A precautionary public health advisory was issued Thursday due to the potential for higher-than-normal levels of bacteria in ocean waters along Oregon's coast following recent wind and rain storms.
Increased pathogen and fecal bacteria levels in ocean waters can come from both shore and inland sources, including storm water runoff, sewer overflows, failing septic systems and animal waste, and can result in diarrhea, stomach cramps, skin rashes and other illnesses affecting the eyes, ears, nose and throat.
While this precautionary advisory is in effect, visitors should avoid direct contact with ocean water, particularly children and the elderly who may be more vulnerable to waterborne bacteria.
Additionally, visitors should avoid wading in nearby creeks or in discolored water, and stay clear of water runoff flowing into the ocean. Even if there is no advisory in effect, officials recommend avoiding swimming in the ocean within 48 hours after a rainstorm.

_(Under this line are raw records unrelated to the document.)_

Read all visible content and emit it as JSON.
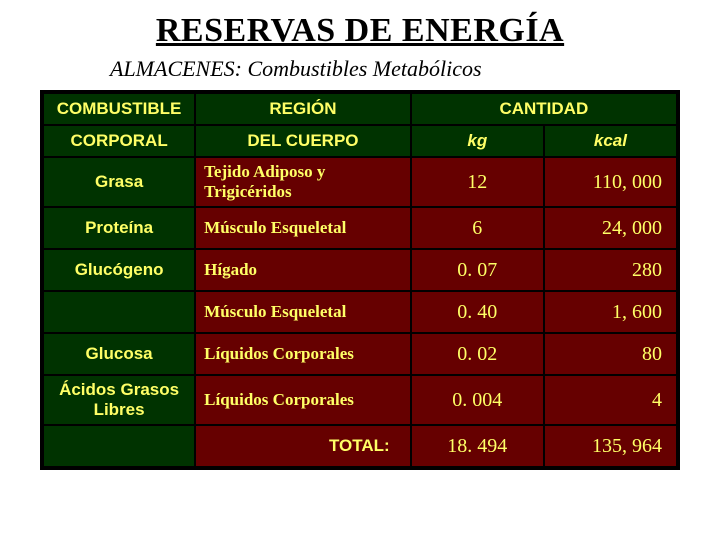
{
  "title": "RESERVAS DE ENERGÍA",
  "subtitle": "ALMACENES: Combustibles Metabólicos",
  "header": {
    "col1_line1": "COMBUSTIBLE",
    "col1_line2": "CORPORAL",
    "col2_line1": "REGIÓN",
    "col2_line2": "DEL CUERPO",
    "col34_line1": "CANTIDAD",
    "col3_line2": "kg",
    "col4_line2": "kcal"
  },
  "rows": [
    {
      "fuel": "Grasa",
      "region": "Tejido Adiposo y Trigicéridos",
      "kg": "12",
      "kcal": "110, 000"
    },
    {
      "fuel": "Proteína",
      "region": "Músculo Esqueletal",
      "kg": "6",
      "kcal": "24, 000"
    },
    {
      "fuel": "Glucógeno",
      "region": "Hígado",
      "kg": "0. 07",
      "kcal": "280"
    },
    {
      "fuel": "",
      "region": "Músculo Esqueletal",
      "kg": "0. 40",
      "kcal": "1, 600"
    },
    {
      "fuel": "Glucosa",
      "region": "Líquidos Corporales",
      "kg": "0. 02",
      "kcal": "80"
    },
    {
      "fuel": "Ácidos Grasos Libres",
      "region": "Líquidos Corporales",
      "kg": "0. 004",
      "kcal": "4"
    }
  ],
  "total": {
    "label": "TOTAL:",
    "kg": "18. 494",
    "kcal": "135, 964"
  },
  "colors": {
    "header_bg": "#003300",
    "data_bg": "#660000",
    "fg": "#ffff66",
    "border": "#000000",
    "page_bg": "#ffffff"
  }
}
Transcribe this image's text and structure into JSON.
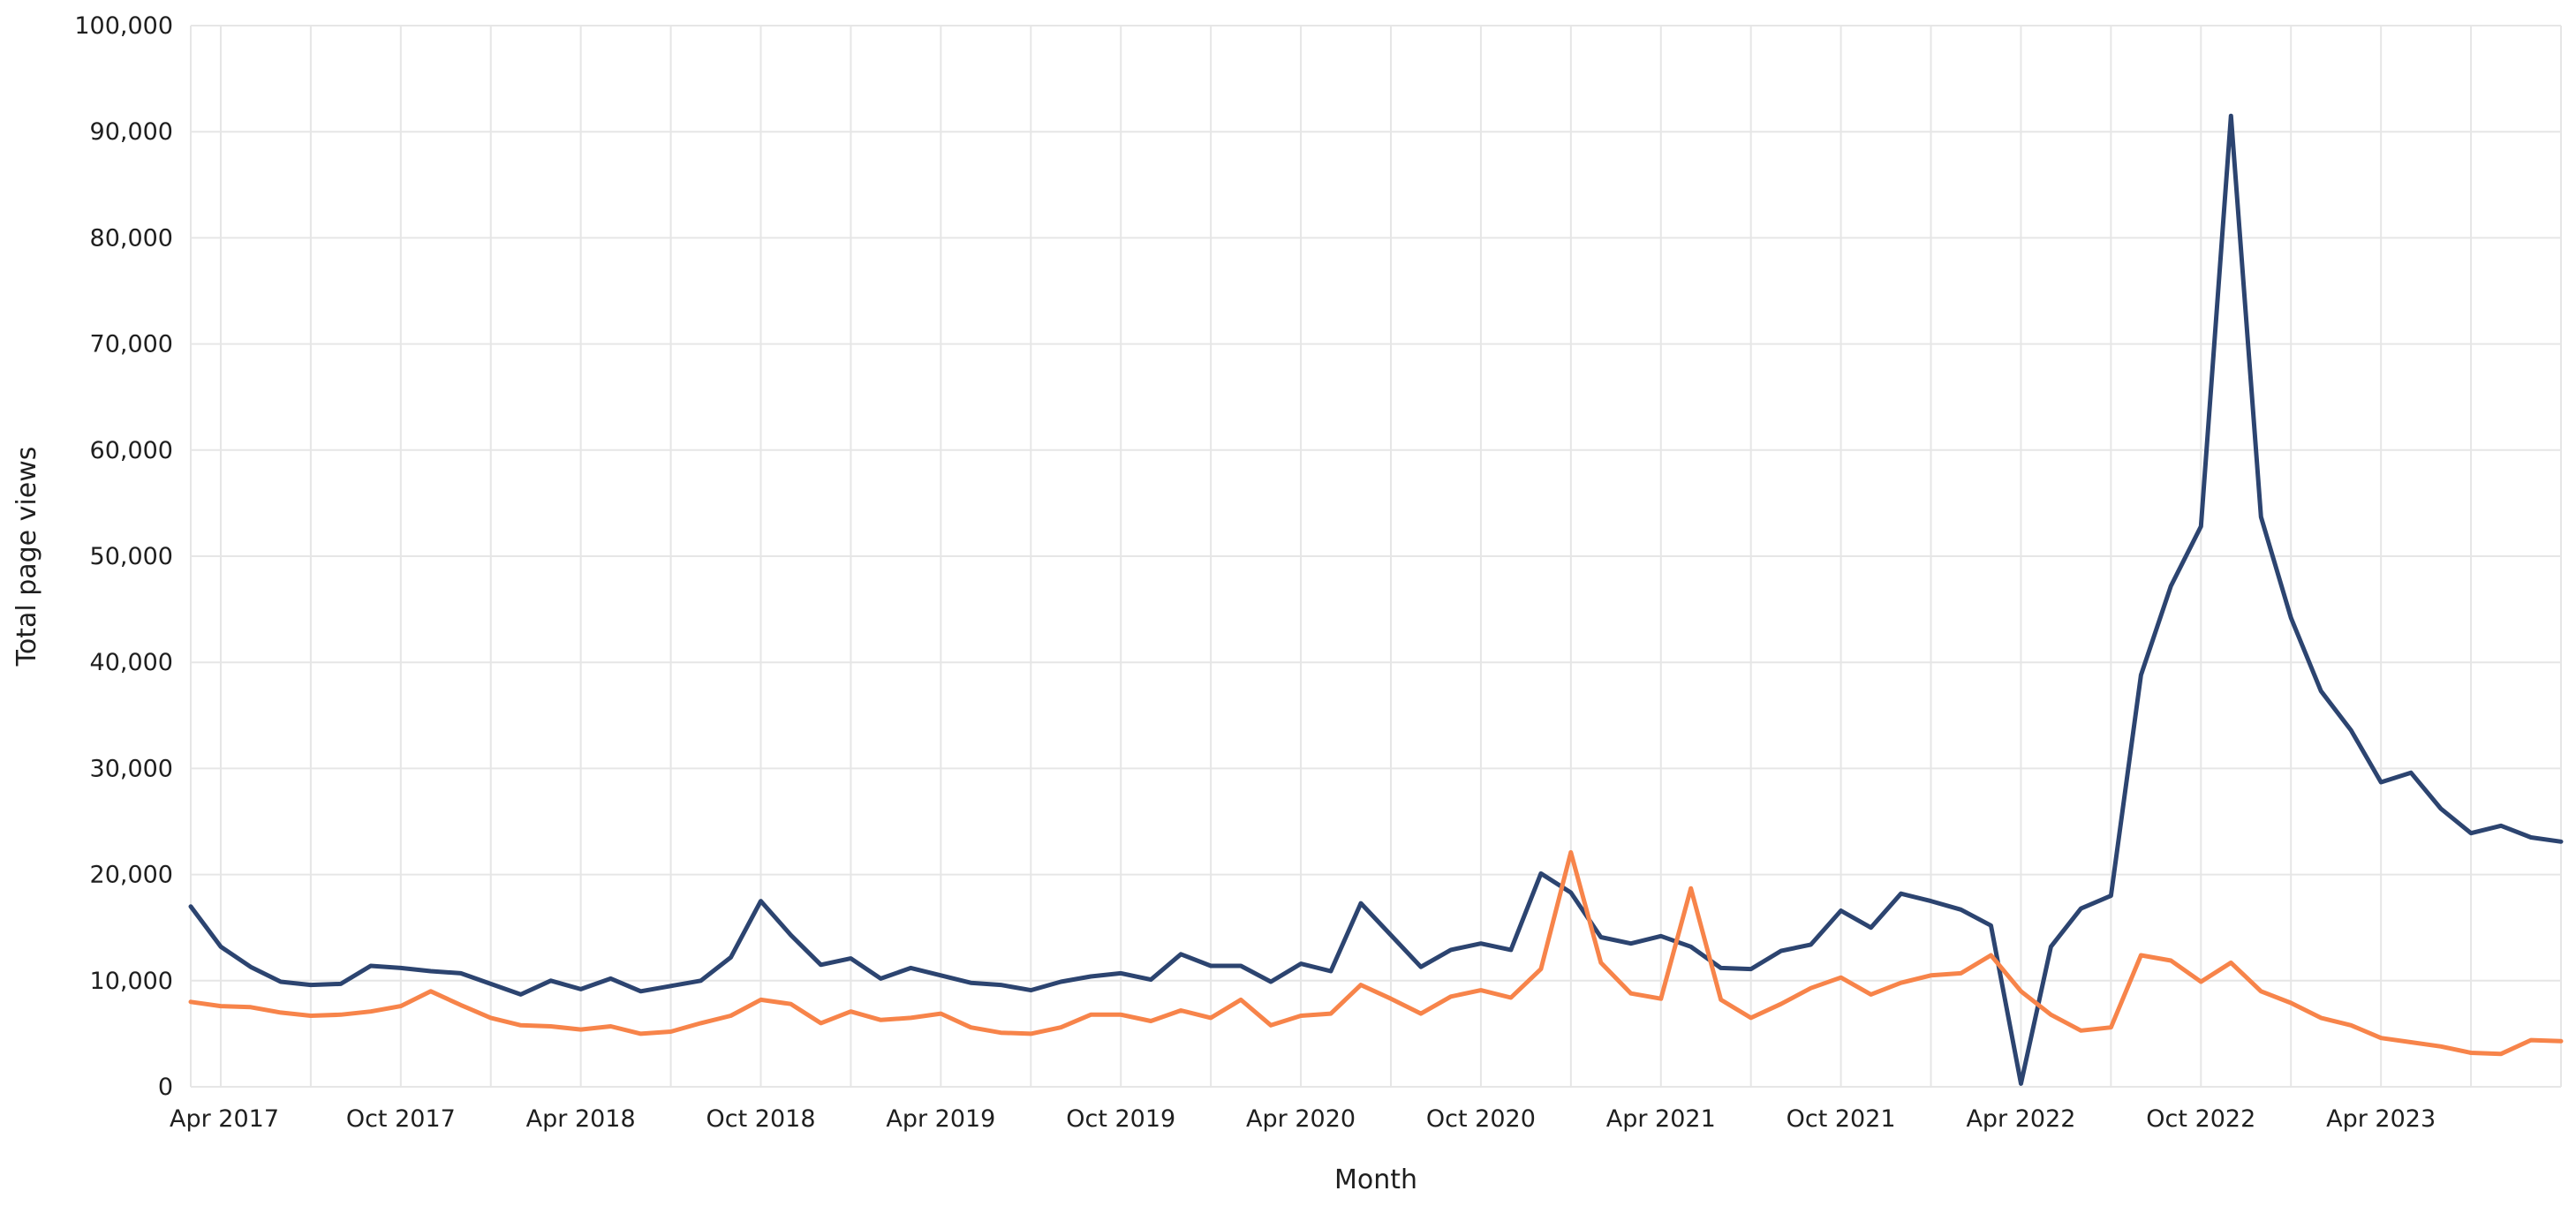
{
  "chart_data": {
    "type": "line",
    "xlabel": "Month",
    "ylabel": "Total page views",
    "ylim": [
      0,
      100000
    ],
    "yticks": [
      0,
      10000,
      20000,
      30000,
      40000,
      50000,
      60000,
      70000,
      80000,
      90000,
      100000
    ],
    "ytick_labels": [
      "0",
      "10,000",
      "20,000",
      "30,000",
      "40,000",
      "50,000",
      "60,000",
      "70,000",
      "80,000",
      "90,000",
      "100,000"
    ],
    "xticks": [
      "2017-04",
      "2017-10",
      "2018-04",
      "2018-10",
      "2019-04",
      "2019-10",
      "2020-04",
      "2020-10",
      "2021-04",
      "2021-10",
      "2022-04",
      "2022-10",
      "2023-04"
    ],
    "xtick_labels": [
      "Apr 2017",
      "Oct 2017",
      "Apr 2018",
      "Oct 2018",
      "Apr 2019",
      "Oct 2019",
      "Apr 2020",
      "Oct 2020",
      "Apr 2021",
      "Oct 2021",
      "Apr 2022",
      "Oct 2022",
      "Apr 2023"
    ],
    "grid": true,
    "x": [
      "2017-03",
      "2017-04",
      "2017-05",
      "2017-06",
      "2017-07",
      "2017-08",
      "2017-09",
      "2017-10",
      "2017-11",
      "2017-12",
      "2018-01",
      "2018-02",
      "2018-03",
      "2018-04",
      "2018-05",
      "2018-06",
      "2018-07",
      "2018-08",
      "2018-09",
      "2018-10",
      "2018-11",
      "2018-12",
      "2019-01",
      "2019-02",
      "2019-03",
      "2019-04",
      "2019-05",
      "2019-06",
      "2019-07",
      "2019-08",
      "2019-09",
      "2019-10",
      "2019-11",
      "2019-12",
      "2020-01",
      "2020-02",
      "2020-03",
      "2020-04",
      "2020-05",
      "2020-06",
      "2020-07",
      "2020-08",
      "2020-09",
      "2020-10",
      "2020-11",
      "2020-12",
      "2021-01",
      "2021-02",
      "2021-03",
      "2021-04",
      "2021-05",
      "2021-06",
      "2021-07",
      "2021-08",
      "2021-09",
      "2021-10",
      "2021-11",
      "2021-12",
      "2022-01",
      "2022-02",
      "2022-03",
      "2022-04",
      "2022-05",
      "2022-06",
      "2022-07",
      "2022-08",
      "2022-09",
      "2022-10",
      "2022-11",
      "2022-12",
      "2023-01",
      "2023-02",
      "2023-03",
      "2023-04",
      "2023-05",
      "2023-06",
      "2023-07",
      "2023-08",
      "2023-09",
      "2023-10"
    ],
    "series": [
      {
        "color": "#2c4470",
        "values": [
          17000,
          13200,
          11300,
          9900,
          9600,
          9700,
          11400,
          11200,
          10900,
          10700,
          9700,
          8700,
          10000,
          9200,
          10200,
          9000,
          9500,
          10000,
          12200,
          17500,
          14300,
          11500,
          12100,
          10200,
          11200,
          10500,
          9800,
          9600,
          9100,
          9900,
          10400,
          10700,
          10100,
          12500,
          11400,
          11400,
          9900,
          11600,
          10900,
          17300,
          14300,
          11300,
          12900,
          13500,
          12900,
          20100,
          18300,
          14100,
          13500,
          14200,
          13200,
          11200,
          11100,
          12800,
          13400,
          16600,
          15000,
          18200,
          17500,
          16700,
          15200,
          300,
          13200,
          16800,
          18000,
          38800,
          47200,
          52800,
          91500,
          53700,
          44200,
          37300,
          33600,
          28700,
          29600,
          26200,
          23900,
          24600,
          23500,
          23100
        ],
        "value_note": ""
      },
      {
        "color": "#f7844a",
        "values": [
          8000,
          7600,
          7500,
          7000,
          6700,
          6800,
          7100,
          7600,
          9000,
          7700,
          6500,
          5800,
          5700,
          5400,
          5700,
          5000,
          5200,
          6000,
          6700,
          8200,
          7800,
          6000,
          7100,
          6300,
          6500,
          6900,
          5600,
          5100,
          5000,
          5600,
          6800,
          6800,
          6200,
          7200,
          6500,
          8200,
          5800,
          6700,
          6900,
          9600,
          8300,
          6900,
          8500,
          9100,
          8400,
          11100,
          22100,
          11700,
          8800,
          8300,
          18700,
          8200,
          6500,
          7800,
          9300,
          10300,
          8700,
          9800,
          10500,
          10700,
          12400,
          9000,
          6800,
          5300,
          5600,
          12400,
          11900,
          9900,
          11700,
          9000,
          7900,
          6500,
          5800,
          4600,
          4200,
          3800,
          3200,
          3100,
          4400,
          4300
        ]
      }
    ]
  }
}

State health officials will be monitoring the situation and will lift the advisory when water quality samples indicate the water is safe for recreational use.
State officials advise that the status of water contact advisories at beaches is subject to change. For the most recent information on advisories, please visit www.oregon.gov/DHS/ph/beaches/index.shtml or call 877-290-6767.
Since 2003 state officials have used a federal Environmental Protection Agency grant to monitor popular Oregon beaches and make timely reports to the public about elevated levels of fecal bacteria. Oregon state agencies participating in this program are the Oregon Department of Human Services, Oregon Parks and Recreation Department, and the Oregon Department of Environmental Quality. More detailed test results are available at www.healthoregon.org/beach.